Tramonta il sole su Punta Penia - Marmolada


Premessa
Il testo che segue, frutto della mia personale rielaborazione di contenuti inconsci a me per primo non del tutto chiari, non è di facile lettura. La seconda parte, contenente le metafore da cui ho tratto la mia vision e la mia mission, è la più fluente e comprensibile, ma risulta in parte oscura se non anticipata dalla "Nota metodologica", scritta parte in filosofese e parte in psicologhese. Non sono riuscito a fare di meglio: talvolta è necessario un linguaggio complicato per spiegare cose complicate. E, del resto, non è indispensabile leggere quanto segue, che ho qui riportato solo come esempio di un processo di estrazione di vision e mission.
Agli ardimentosi lettori, buona lettura.

Nota metodologica
Il processo per la creazione di una vision e di una mission (personale, così come di un gruppo o di un'organizzazione) prevede che, in una prima fase, ci si affidi alla guida di metafore affioranti dall'inconscio, dalle parti più antiche e più sagge (perché frutto di millenni di evoluzione), della nostra mente (1 - Nota! Per leggere i riferimenti bibliografici, cliccare sul numero linkato - Un ulteriore click sul numero o sul nome degli autori nella finestra che si aprirà collegherà alla citazione completa del volume in bibliografia).
Purtroppo l'inconscio può comunicare i propri orientamenti solo in maniera approssimativa, tramite costellazioni di immagini, suoni, parole, sensazioni che, considerate nel loro complesso, hanno un significato, mentre, al loro primo manifestarsi, si presentano spesso insensate, fuori misura, grottesche, sentimentalmente enfatiche, retoriche quando non addirittura comiche.
Queste caratteristiche delle comunicazioni provenienti dal profondo sono determinate dall'interazione di almeno due fattori.
In primo luogo ciò avviene perché si tratta di riproduzioni olografiche (multidimensionali) di processi mentali che racchiudono in sé modelli di ruolo, quando non intere strutture relazionali o addirittura linee evolutive (destini), conservate nella memoria ancestrale in quanto rivelatesi in passato altamente adattative (servivano a sopravvivere) e, per questo, collegate a stati emotivi molto intensi.
Inoltre esse si originarono per lo più in una fase pre-verbale della specie umana, o in seno a società i cui significati fondativi erano costituiti da miti (ed espressi tramite forme di linguaggio e di pensiero mitico). Ciò fa sì che, in particolare in una società, come la nostra, caratterizzata dal dominio di un linguaggio e di un pensiero tecnologico-razionali, tali costellazioni abbiano poche possibilità di emergere alla coscienza, in quanto mantenute a livello inconscio per la loro non agevole integrabilità nel nostro attuale sistema di significati (2). Questa attiva operazione di blocco ad opera della coscienza (per certi versi il rappresentante del sistema sociale in ciascuno di noi) ha l'effetto di deformare le caratteristiche dei contenuti psichici in questione e di impedirne l'evoluzione e l'adattamento al mondo esterno, esattamente come avverrebbe ad un bambino relegato per anni in una casa fino a diventare adulto senza alcuna possibilità di conoscere ciò che esiste "fuori" (3).

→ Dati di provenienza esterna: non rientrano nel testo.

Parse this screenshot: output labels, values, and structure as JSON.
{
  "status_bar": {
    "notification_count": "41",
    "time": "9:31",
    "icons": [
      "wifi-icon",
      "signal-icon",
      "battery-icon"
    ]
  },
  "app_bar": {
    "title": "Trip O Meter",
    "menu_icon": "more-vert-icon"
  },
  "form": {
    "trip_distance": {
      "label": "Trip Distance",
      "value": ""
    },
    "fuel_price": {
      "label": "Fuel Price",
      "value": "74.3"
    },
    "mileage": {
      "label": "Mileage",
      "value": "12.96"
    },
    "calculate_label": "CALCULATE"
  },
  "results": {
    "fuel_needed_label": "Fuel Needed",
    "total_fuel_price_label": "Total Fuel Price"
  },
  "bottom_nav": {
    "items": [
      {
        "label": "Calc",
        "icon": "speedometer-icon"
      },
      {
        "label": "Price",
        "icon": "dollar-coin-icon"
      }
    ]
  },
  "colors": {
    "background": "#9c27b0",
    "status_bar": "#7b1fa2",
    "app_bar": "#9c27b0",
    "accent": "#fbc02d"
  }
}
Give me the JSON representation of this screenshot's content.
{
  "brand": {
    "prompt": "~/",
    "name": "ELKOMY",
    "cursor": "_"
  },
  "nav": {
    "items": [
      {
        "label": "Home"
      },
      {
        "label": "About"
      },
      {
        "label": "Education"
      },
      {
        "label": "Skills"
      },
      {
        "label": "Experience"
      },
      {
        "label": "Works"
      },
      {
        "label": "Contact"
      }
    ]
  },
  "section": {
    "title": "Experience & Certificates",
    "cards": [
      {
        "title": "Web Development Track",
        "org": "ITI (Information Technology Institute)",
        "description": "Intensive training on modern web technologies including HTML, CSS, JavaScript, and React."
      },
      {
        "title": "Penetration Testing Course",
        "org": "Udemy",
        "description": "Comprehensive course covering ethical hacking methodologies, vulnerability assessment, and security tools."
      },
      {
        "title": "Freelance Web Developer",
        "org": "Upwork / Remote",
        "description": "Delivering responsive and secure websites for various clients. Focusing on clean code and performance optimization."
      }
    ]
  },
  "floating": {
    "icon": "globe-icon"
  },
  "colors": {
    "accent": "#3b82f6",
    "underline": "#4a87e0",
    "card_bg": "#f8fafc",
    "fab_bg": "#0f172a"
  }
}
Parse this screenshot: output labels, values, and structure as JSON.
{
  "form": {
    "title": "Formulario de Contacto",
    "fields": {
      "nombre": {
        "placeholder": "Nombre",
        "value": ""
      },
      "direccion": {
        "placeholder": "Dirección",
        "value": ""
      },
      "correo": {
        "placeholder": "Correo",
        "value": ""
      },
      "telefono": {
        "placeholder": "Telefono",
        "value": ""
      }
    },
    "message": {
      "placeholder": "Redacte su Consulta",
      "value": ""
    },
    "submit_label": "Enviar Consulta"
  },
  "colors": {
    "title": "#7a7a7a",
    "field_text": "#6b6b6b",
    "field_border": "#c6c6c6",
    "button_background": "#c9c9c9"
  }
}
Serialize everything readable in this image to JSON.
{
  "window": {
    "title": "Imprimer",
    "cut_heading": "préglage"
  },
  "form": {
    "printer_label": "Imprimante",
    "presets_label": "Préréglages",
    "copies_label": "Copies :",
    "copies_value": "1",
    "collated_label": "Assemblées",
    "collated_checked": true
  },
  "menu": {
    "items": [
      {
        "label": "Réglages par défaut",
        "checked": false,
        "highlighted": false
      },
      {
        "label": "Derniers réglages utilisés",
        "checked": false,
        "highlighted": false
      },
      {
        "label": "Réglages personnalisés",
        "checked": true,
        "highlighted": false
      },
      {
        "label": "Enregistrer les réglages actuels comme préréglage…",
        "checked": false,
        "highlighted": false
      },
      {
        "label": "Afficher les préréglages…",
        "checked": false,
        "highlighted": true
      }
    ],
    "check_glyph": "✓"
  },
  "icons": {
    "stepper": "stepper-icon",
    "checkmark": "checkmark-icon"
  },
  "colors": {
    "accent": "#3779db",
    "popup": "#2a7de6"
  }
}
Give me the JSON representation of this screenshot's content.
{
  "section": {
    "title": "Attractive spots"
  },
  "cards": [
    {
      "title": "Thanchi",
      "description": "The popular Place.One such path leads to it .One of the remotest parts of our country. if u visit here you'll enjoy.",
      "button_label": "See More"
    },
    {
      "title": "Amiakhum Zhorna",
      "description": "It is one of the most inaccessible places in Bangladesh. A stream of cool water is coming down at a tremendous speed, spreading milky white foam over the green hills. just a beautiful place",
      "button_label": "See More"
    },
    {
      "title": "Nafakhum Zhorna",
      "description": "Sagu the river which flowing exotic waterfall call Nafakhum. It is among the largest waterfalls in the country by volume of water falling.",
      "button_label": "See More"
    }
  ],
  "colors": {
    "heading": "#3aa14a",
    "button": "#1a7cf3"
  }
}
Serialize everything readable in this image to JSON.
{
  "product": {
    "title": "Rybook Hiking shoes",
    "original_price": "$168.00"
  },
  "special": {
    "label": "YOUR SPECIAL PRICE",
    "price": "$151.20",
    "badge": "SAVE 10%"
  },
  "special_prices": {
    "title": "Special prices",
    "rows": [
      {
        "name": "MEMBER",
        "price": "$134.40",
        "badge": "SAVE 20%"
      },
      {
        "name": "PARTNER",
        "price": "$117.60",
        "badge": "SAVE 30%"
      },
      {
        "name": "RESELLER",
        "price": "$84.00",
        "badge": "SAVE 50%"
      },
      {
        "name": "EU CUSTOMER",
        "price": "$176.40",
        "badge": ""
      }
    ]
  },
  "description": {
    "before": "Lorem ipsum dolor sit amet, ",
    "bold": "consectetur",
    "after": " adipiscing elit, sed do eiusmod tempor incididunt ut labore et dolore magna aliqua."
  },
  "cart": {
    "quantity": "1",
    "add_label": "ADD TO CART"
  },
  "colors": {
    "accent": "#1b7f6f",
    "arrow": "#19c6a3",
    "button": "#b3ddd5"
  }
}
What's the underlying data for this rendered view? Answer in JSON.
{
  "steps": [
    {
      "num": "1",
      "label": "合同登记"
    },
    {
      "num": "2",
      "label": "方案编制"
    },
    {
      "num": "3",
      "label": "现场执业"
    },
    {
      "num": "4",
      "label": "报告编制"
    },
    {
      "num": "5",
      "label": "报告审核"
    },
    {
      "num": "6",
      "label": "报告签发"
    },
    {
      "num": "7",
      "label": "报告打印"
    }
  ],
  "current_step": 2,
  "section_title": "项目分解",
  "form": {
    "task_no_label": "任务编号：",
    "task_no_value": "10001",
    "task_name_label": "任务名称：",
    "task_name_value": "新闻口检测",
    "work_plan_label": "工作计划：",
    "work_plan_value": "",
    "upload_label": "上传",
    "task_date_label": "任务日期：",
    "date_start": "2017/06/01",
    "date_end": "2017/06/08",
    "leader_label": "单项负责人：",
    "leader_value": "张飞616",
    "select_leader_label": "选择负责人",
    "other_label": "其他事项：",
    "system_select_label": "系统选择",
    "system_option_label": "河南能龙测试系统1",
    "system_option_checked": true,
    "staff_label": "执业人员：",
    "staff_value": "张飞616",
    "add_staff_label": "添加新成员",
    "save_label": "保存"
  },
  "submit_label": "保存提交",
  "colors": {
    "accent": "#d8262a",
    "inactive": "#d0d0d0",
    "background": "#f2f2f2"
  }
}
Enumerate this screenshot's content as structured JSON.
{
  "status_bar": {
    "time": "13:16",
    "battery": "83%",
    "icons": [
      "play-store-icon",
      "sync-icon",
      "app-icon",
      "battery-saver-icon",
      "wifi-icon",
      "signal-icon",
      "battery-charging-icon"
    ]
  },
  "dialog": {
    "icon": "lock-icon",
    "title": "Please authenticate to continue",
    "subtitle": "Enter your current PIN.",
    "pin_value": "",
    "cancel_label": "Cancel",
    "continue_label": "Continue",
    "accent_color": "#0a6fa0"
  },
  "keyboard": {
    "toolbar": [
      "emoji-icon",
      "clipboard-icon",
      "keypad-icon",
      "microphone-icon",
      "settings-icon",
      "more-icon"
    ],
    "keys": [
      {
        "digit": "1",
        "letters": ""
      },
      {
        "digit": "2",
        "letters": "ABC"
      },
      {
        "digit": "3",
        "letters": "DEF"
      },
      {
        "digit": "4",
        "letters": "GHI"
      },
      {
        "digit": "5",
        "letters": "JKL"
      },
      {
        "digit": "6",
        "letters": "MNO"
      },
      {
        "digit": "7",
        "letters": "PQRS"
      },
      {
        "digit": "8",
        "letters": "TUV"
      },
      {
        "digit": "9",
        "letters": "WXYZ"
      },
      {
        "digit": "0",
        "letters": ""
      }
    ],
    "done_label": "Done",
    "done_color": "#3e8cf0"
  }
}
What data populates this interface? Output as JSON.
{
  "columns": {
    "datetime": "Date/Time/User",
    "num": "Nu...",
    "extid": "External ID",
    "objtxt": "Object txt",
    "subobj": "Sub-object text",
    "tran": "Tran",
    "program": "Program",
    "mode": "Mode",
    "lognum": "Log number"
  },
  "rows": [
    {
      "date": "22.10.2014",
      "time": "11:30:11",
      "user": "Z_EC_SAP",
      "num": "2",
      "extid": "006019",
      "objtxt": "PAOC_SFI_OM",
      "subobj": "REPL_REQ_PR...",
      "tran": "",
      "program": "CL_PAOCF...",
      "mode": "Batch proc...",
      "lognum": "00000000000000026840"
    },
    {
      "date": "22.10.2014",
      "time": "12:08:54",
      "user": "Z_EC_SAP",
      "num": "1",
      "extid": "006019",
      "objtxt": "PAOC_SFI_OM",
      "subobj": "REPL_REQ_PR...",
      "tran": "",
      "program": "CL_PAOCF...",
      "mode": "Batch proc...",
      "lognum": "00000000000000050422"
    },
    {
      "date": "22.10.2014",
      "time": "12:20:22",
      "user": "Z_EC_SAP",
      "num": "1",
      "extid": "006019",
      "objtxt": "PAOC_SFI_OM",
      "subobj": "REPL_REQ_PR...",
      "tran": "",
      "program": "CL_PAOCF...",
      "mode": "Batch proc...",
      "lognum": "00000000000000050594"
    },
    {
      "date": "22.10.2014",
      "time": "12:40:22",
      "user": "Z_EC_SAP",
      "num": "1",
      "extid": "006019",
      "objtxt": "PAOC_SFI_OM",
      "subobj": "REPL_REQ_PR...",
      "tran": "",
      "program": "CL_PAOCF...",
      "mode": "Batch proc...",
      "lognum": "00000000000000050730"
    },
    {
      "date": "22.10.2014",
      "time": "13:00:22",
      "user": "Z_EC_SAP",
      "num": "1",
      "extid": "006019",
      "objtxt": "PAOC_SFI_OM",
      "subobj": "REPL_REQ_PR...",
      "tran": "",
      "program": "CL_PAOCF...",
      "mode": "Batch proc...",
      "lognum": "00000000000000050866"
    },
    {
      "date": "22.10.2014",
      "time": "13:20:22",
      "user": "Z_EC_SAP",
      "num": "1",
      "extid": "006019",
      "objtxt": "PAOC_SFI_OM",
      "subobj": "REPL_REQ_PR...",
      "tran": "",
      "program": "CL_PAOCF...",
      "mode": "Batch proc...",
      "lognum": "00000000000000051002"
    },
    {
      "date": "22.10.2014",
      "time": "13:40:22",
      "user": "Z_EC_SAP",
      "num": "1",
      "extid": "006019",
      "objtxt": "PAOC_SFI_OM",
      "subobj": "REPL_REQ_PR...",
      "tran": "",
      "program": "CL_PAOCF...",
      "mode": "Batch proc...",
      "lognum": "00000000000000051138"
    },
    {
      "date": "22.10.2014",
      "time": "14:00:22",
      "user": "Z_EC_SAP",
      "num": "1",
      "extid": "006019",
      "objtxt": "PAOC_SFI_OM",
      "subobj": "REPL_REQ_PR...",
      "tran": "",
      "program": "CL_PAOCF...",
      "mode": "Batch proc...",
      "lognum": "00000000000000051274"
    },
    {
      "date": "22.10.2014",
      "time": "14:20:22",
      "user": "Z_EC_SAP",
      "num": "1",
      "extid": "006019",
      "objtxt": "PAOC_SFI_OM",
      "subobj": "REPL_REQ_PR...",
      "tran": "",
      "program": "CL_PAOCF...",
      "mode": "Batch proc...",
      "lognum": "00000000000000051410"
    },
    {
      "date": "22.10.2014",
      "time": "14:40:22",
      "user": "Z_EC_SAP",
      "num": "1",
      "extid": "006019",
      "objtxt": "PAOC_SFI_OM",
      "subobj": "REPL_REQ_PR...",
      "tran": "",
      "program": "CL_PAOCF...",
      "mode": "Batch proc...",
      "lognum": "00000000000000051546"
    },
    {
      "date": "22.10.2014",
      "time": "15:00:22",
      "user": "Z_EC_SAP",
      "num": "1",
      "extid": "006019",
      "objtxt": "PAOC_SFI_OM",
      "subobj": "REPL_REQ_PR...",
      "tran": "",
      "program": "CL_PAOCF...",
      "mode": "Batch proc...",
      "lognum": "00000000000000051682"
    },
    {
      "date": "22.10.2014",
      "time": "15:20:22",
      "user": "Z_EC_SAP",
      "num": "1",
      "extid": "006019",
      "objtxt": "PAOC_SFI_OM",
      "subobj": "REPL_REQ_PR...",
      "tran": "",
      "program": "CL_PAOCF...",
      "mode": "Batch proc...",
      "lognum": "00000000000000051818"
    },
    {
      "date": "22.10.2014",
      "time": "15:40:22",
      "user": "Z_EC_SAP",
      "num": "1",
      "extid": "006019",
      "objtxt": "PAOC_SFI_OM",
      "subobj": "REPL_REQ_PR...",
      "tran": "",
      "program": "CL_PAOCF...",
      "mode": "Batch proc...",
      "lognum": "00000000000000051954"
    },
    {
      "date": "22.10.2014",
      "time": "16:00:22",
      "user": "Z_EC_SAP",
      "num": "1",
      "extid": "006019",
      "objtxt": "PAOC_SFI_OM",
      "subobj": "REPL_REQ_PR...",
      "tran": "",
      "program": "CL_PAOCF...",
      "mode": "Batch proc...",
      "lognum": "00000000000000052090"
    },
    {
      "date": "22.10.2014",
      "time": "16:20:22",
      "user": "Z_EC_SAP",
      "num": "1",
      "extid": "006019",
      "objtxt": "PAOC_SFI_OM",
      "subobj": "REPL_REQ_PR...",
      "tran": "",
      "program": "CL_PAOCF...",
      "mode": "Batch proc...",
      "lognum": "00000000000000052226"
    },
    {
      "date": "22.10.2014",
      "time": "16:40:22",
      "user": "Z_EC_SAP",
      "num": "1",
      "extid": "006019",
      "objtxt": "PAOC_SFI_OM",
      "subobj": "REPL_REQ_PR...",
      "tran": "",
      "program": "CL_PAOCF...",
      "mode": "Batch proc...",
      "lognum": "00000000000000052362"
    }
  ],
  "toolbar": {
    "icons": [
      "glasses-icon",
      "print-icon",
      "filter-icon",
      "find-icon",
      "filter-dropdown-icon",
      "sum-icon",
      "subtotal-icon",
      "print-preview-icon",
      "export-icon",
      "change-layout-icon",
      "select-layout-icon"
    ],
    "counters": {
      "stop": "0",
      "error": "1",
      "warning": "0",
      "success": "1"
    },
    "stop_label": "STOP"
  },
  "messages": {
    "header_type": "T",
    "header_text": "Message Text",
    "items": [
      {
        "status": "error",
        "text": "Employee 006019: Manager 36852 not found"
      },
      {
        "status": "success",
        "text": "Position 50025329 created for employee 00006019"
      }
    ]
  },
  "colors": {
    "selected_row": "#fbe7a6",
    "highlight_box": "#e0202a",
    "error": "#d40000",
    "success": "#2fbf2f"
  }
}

A motivo di ciò, qualora a essi sia concesso di manifestarsi, è piuttosto probabile che, in una prima fase, si verifichi quel processo cui Jung dava il nome di "inflazione dell'io" (l'io che, invaso da contenuti inconsci ed archetipici non elaborati ed emotivamente carichi, si "gonfia", diventa l'archetipo, si divinizza senza valutare minimamente le proprie reali "dimensioni", qualunque cosa questo significhi (4).
 
Può essere rischioso seguire le indicazioni inconsce così come si manifestano: non viviamo più in un mondo nel quale è necessario cacciare per vivere o in cui si è sotto il costante rischio di essere predati. Sarebbe tuttavia altrettanto insidioso non riconoscere il valore di senso, significato e orientamento per la propria vita (e, in certi casi, anche per quella altrui) in esse nascosto.
In fondo, in risposta agli inediti problemi comunicativi e organizzativi che ci troviamo a dover gestire in un mondo sempre più complesso, è probabile trovare qualcosa di utile nell'immane magazzino di strategie evolutive che ci portiamo appresso a livello inconscio. Già imitiamo la natura per la realizzazione di sofisticate e innovative tecnologie.  Può essere altrettanto valido farlo allo scopo di individuare modelli organizzativi o procedurali funzionali al nostro mondo in frenetico cambiamento.

le mie metafore
Nel realizzare il processo tra me e me, le cose si svolsero proprio come previsto: in un primo momento si manifestarono contenuti emozionalmente molto carichi, espressi in un enfatico stile tardo-romantico, di cui sono ancora presenti tracce nelle rielaborazioni che riporto. Ciò nonostante da essi ho tratto suggerimenti che trovo tutt'ora di indiscutibile valore.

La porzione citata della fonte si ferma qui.